Während die Kommissare im "Tatort" bloß älter werden, dürfen sich die Hauptfiguren zumindest in einigen der Donnerstagskrimis im "Ersten" weiterentwickeln. Gerade "Nord bei Nordwest" ist ohnehin ähnlich wie eine Romanreihe aufgebaut, weil der Autor und Schöpfer Holger Karsten Schmidt immer wieder auf frühere Ereignisse zurückgreift. Das Drehbuch zu "Ein Killer und ein Halber" (eine Wiederholung aus dem Jahr 2020) stammt allerdings von Niels Holle, der bereits die Episode "Frau Irmler" (2019) geschrieben hat. Der Film war dank diverser Verbeugungen vor Alfred Hitchcock wesentlich cleverer und kurzweiliger als die Beiträge zuvor.

Diesmal erlaubt sich Holle den Spaß, auf eine frühere Figur zurückzugreifen: Nachdem die Schwanitzer Polizistin Lona Vogt (Henny Reents in ihrem vorletzten Film der Reihe) beinahe bei einer Bombenexplosion gestorben wäre lag, tastet sie sich mit Hilfe von Hauke Jakobs (Hinnerk Schönemann) in den beruflichen Alltags zurück. Der Tierarzt und ehemalige Kommissar hatte sich zumindest halbwegs reaktivieren lassen, als Lona im Koma lag, und darf daher offiziell ermitteln, als in einem Streusalzkasten ein Mann mit durchschnittener Kehle gefunden wird. Die saubere Arbeit spricht für einen Profi. Als er und Vogt die Identität des Opfers feststellen, ist höchste Eile geboten, denn zur gleichen Zeit macht sich in Schwanitz ein Mann gleichen Namens an Jacobs’ Freund und Ex-Kollegen Timo (Lasse Myhr) ran. Der Kommissar hat als verdeckter Ermittler dafür gesorgt, dass einem Mafia-Boss der Prozess gemacht werden kann. Bevor er für Jahre im Zeugenschutzprogramm verschwindet, möchte er sich von Jacobs’ Assistentin Jule (Marleen Lohse), in die er sich bei seinem letzten Besuch ("Frau Irmler") verliebt hat, verabschieden; oder sie überreden mitzukommen. Jacobs hat allerdings keinerlei Verständnis für die Aktion, weil Timo damit nicht nur sein Leben, sondern auch das von Jule gefährdet.

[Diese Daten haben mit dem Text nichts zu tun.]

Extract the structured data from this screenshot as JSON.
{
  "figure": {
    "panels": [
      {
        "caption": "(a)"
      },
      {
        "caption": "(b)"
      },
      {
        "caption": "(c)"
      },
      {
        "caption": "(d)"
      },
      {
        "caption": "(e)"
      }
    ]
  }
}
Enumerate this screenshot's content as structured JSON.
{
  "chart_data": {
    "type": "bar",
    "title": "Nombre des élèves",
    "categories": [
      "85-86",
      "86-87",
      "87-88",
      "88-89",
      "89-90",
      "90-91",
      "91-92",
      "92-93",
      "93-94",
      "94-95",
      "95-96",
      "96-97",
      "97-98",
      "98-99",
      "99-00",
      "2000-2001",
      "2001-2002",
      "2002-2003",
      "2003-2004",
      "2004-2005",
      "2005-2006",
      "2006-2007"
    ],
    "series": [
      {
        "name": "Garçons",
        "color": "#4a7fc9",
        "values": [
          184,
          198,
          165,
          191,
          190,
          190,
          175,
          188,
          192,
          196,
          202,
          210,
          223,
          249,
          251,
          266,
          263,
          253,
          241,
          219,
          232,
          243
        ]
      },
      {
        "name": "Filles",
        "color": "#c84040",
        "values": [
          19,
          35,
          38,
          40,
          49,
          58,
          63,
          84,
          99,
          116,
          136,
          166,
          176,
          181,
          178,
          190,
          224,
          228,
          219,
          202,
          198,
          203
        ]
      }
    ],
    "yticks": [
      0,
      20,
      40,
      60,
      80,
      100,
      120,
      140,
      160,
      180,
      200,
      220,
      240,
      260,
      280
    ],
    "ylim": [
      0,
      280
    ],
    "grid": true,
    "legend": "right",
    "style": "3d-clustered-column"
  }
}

Tatsächlich zieht das Tempo des Films etwa zur Hälfte merklich an. Bis dahin ist "Ein Killer und ein Halber" ein sanft erzählter, mit angenehmer Musik unterlegter Familienfilm. Wenn Szenen am Meer spielen, sorgt die Kamera (Uwe Neumeister) stets dafür, dass das Sonnenlicht in den Wellen glitzert. Der Tonfall ändert sich, als Vogt und Jacobs klar wird, dass ein Killer auf Timo angesetzt worden ist. Nun überschlagen sich die Ereignisse, als wollten Holle und Regisseurin Nina Wolfrum wie ein Langstreckenläufer mit einem Zwischenspurt die vertrödelte Zeit aufholen. Allerdings ist der Film aller Gemütlichkeit zum Trotz auch in der ersten Hälfe schon sehenswert, weil sich Wolfrum, die ihre Erfahrungen vor allem bei Serien wie "Jenny – Echt gerecht" (RTL) sowie "Milk & Honey" (Vox) gesammelt hat, viel Zeit für die Beziehung zwischen dem Polizistenpaar nimmt. Lona wehrt sich zwar gegen das "betreute Ermitteln", aber die Fürsorge des Tierarztes schätzt sie trotzdem. Außerdem leidet sie offenkundig unter einer posttraumatischen Belastungsstörung, weshalb ihr der Killer entkommen kann.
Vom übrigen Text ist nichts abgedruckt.